The longan tree (Dimocarpus longan) is subtropical and will only grow in regions with warm, humid summers and dry, cool winters. Technically, longans thrive in U.S. Department of Agriculture plant hardiness zones 10 through 12, which makes them intolerant of cold and heavy frost. The success of your longan tree, however, depends mostly on choosing the right site with the appropriate soil and then planting it properly. Since the tree needs plenty of water after planting, choose the rainiest part of the year to put it in the ground.
The Planting Site
Maximize fruit production by planting the longan tree in the sunniest spot in the garden. The longan tree can grow to 100 feet in height but typically top out at around 30 to 40 feet, so choose a spot well removed from other trees and structures. The tree does best in sandy loam or sandy soils in spots where water doesn’t puddle after a heavy rain.

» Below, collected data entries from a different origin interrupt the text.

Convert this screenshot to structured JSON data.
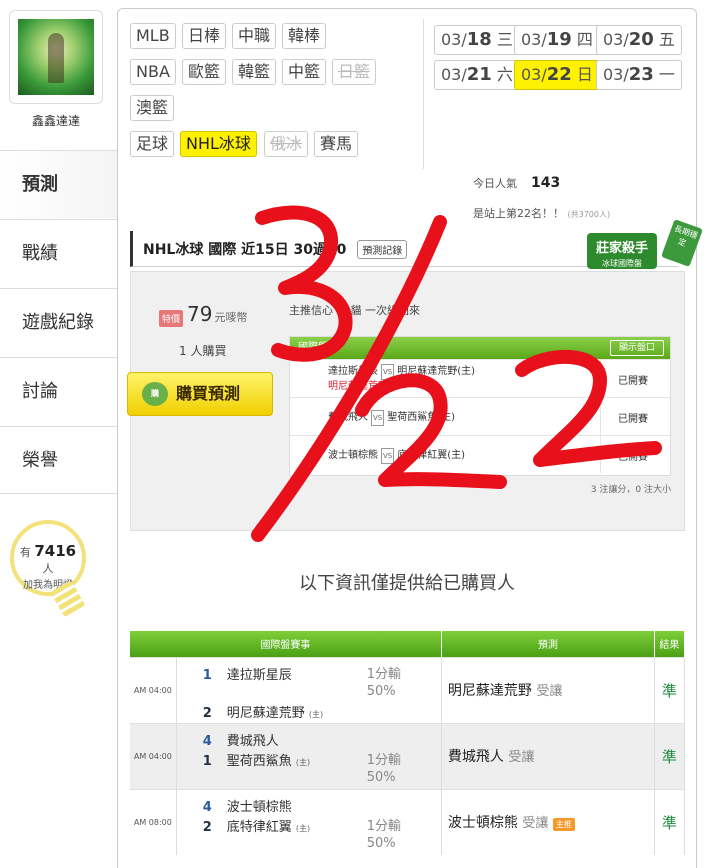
{
  "user": {
    "name": "鑫鑫達達"
  },
  "nav": [
    {
      "label": "預測",
      "active": true
    },
    {
      "label": "戰績",
      "active": false
    },
    {
      "label": "遊戲紀錄",
      "active": false
    },
    {
      "label": "討論",
      "active": false
    },
    {
      "label": "榮譽",
      "active": false
    }
  ],
  "fans": {
    "prefix": "有",
    "count": "7416",
    "unit": "人",
    "line2": "加我為明燈"
  },
  "leagues": [
    "MLB",
    "日棒",
    "中職",
    "韓棒",
    "NBA",
    "歐籃",
    "韓籃",
    "中籃",
    "日籃",
    "澳籃",
    "足球",
    "NHL冰球",
    "俄冰",
    "賽馬"
  ],
  "dates": [
    {
      "md": "03/",
      "d": "18",
      "w": "三"
    },
    {
      "md": "03/",
      "d": "19",
      "w": "四"
    },
    {
      "md": "03/",
      "d": "20",
      "w": "五"
    },
    {
      "md": "03/",
      "d": "21",
      "w": "六"
    },
    {
      "md": "03/",
      "d": "22",
      "w": "日"
    },
    {
      "md": "03/",
      "d": "23",
      "w": "一"
    }
  ],
  "stats": {
    "popularity_label": "今日人氣",
    "popularity": "143",
    "rank_text": "是站上第22名！！",
    "rank_total": "(共3700人)"
  },
  "section": {
    "title": "NHL冰球 國際 近15日 30過30",
    "record_button": "預測記錄"
  },
  "badge": {
    "main": "莊家殺手",
    "sub": "冰球國際盤",
    "ribbon": "長期穩定"
  },
  "purchase": {
    "price_tag": "特價",
    "price": "79",
    "price_unit": "元嘜幣",
    "buyers": "1 人購買",
    "buy_button": "購買預測",
    "buy_icon": "購",
    "note": "主推信心 %  貓 一次綠回來"
  },
  "mini_table": {
    "header": "國際盤",
    "show_button": "顯示盤口",
    "rows": [
      {
        "line1": "達拉斯星辰",
        "vs": "VS",
        "line1b": "明尼蘇達荒野(主)",
        "line2": "明尼蘇達荒野",
        "status": "已開賽"
      },
      {
        "line1": "費城飛人",
        "vs": "VS",
        "line1b": "聖荷西鯊魚(主)",
        "line2": "",
        "status": "已開賽"
      },
      {
        "line1": "波士頓棕熊",
        "vs": "VS",
        "line1b": "底特律紅翼(主)",
        "line2": "",
        "status": "已開賽"
      }
    ],
    "footer": "3 注讓分，0 注大小"
  },
  "info_text": "以下資訊僅提供給已購買人",
  "results": {
    "headers": [
      "國際盤賽事",
      "預測",
      "結果"
    ],
    "rows": [
      {
        "time": "AM 04:00",
        "n1": "1",
        "t1": "達拉斯星辰",
        "n2": "2",
        "t2": "明尼蘇達荒野",
        "host2": "(主)",
        "odds1": "1分輸",
        "odds2": "50%",
        "pick": "明尼蘇達荒野",
        "pick_sub": "受讓",
        "zhu": "",
        "result": "準"
      },
      {
        "time": "AM 04:00",
        "n1": "4",
        "t1": "費城飛人",
        "n2": "1",
        "t2": "聖荷西鯊魚",
        "host2": "(主)",
        "odds1": "1分輸",
        "odds2": "50%",
        "pick": "費城飛人",
        "pick_sub": "受讓",
        "zhu": "",
        "result": "準"
      },
      {
        "time": "AM 08:00",
        "n1": "4",
        "t1": "波士頓棕熊",
        "n2": "2",
        "t2": "底特律紅翼",
        "host2": "(主)",
        "odds1": "1分輸",
        "odds2": "50%",
        "pick": "波士頓棕熊",
        "pick_sub": "受讓",
        "zhu": "主推",
        "result": "準"
      }
    ]
  },
  "annotation": {
    "text": "3/22",
    "color": "#e8101a"
  }
}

As the young longan tree becomes established, it sends roots out in all directions. To make it easier on the tree to reach out, dig a large hole, at least 3 times the diameter and 3 times the depth of the pot in which it is currently growing.
Planting the Longan
Always handle the longan tree by the root ball, not the trunk. Remove the longan from the pot by tipping it over and gently sliding it out. If the roots are tightly packed, use your fingers to gently pry them loose. Use the excavated soil to fill in the hole until the longan tree will sit at the same depth as it did while in the container. After placing the tree’s roots in the hole, shovel in the excavated soil until the hole is half full. Run water into the hole until it is full, allow it to drain and finish filling the planting hole with the excavated soil. The water removes air pockets from around the roots as it drains.

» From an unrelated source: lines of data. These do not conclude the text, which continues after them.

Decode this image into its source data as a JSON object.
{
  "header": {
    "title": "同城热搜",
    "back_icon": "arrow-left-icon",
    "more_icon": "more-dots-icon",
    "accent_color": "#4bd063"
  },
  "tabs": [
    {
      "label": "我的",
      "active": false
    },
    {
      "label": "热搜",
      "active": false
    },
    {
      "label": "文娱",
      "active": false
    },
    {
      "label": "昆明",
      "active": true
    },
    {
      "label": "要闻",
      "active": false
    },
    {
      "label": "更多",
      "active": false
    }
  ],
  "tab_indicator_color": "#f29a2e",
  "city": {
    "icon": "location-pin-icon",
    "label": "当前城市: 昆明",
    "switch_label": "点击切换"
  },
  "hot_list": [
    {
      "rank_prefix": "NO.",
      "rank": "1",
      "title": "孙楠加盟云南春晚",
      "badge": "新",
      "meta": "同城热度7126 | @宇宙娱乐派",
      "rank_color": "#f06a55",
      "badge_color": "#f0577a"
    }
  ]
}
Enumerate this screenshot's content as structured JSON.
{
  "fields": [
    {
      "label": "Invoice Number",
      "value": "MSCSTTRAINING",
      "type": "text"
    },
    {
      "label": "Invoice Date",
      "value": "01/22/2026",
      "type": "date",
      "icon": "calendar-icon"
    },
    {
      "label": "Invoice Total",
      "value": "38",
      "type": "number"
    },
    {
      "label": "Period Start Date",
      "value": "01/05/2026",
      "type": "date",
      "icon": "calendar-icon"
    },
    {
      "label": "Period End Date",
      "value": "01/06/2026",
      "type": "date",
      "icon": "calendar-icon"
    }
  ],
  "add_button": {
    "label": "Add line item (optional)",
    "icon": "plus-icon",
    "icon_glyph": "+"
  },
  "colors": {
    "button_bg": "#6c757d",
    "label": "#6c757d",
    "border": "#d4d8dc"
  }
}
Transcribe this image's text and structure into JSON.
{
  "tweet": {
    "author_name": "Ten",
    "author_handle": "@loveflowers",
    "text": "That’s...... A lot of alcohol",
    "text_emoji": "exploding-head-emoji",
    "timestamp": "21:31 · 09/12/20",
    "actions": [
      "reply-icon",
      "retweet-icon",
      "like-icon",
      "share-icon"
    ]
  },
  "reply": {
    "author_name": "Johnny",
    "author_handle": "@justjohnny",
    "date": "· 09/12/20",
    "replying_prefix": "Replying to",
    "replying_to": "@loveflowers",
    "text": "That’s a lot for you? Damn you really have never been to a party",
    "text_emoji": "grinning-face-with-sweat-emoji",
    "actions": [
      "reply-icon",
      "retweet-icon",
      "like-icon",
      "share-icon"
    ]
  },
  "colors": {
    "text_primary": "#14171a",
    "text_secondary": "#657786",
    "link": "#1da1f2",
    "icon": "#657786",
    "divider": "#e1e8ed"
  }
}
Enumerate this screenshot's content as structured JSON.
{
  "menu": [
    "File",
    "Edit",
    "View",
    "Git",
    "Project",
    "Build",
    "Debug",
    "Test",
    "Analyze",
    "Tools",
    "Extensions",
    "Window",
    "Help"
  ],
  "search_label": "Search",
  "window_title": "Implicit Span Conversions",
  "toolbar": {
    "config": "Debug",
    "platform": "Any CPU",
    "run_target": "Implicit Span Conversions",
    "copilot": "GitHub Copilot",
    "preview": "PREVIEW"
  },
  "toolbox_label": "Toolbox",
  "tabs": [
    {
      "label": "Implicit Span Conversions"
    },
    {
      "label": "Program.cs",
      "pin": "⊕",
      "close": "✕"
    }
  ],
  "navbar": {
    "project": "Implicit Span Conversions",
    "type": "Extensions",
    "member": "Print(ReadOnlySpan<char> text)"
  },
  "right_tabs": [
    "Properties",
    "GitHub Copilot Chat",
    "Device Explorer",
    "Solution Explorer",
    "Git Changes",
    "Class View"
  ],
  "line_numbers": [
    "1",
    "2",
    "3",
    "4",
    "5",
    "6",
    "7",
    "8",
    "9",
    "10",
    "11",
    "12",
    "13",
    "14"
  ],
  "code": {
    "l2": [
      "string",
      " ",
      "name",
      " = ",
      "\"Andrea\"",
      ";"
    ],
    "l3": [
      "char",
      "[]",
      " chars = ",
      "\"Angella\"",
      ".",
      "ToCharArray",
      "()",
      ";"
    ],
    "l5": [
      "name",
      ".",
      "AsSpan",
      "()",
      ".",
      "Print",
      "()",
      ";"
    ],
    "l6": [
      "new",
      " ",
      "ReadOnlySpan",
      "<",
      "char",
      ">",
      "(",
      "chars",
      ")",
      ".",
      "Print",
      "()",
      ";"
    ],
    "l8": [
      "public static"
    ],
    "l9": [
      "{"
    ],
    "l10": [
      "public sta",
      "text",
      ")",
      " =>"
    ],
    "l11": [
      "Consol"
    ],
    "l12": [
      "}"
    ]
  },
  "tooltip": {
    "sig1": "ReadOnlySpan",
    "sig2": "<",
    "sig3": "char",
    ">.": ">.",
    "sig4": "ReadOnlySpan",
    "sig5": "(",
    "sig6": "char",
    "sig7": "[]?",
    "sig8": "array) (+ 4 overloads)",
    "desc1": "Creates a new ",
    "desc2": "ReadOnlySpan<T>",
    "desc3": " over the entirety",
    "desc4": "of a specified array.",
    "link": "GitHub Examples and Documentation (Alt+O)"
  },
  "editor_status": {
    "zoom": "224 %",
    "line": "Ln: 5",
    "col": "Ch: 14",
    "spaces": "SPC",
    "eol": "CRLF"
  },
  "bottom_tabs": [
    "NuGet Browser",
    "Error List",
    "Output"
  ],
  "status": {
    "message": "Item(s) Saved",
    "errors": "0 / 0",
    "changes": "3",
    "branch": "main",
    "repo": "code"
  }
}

Water the tree – slowly -- right after planting until the soil is wet to the depth of the planting hole and 1 foot wider. Stick a long screwdriver into random areas of the soil around the base of the newly planted tree to ensure that the root ball and the surrounding 1 foot of soil are moist. Let the soil dry out somewhat before watering again and when you do, ensure that the root ball and surrounding 1 foot of soil have become moistened. Use the screwdriver or other long, sharp instrument to test the soil. Continue keeping the soil moist while the tree becomes established during the first year.
If you’re planting more than one longan tree, space them at least 40 feet apart for maximum fruit production. If you lack space in the garden, you can safely space the trees 25 feet apart but production will suffer and you may need to prune the trees more often.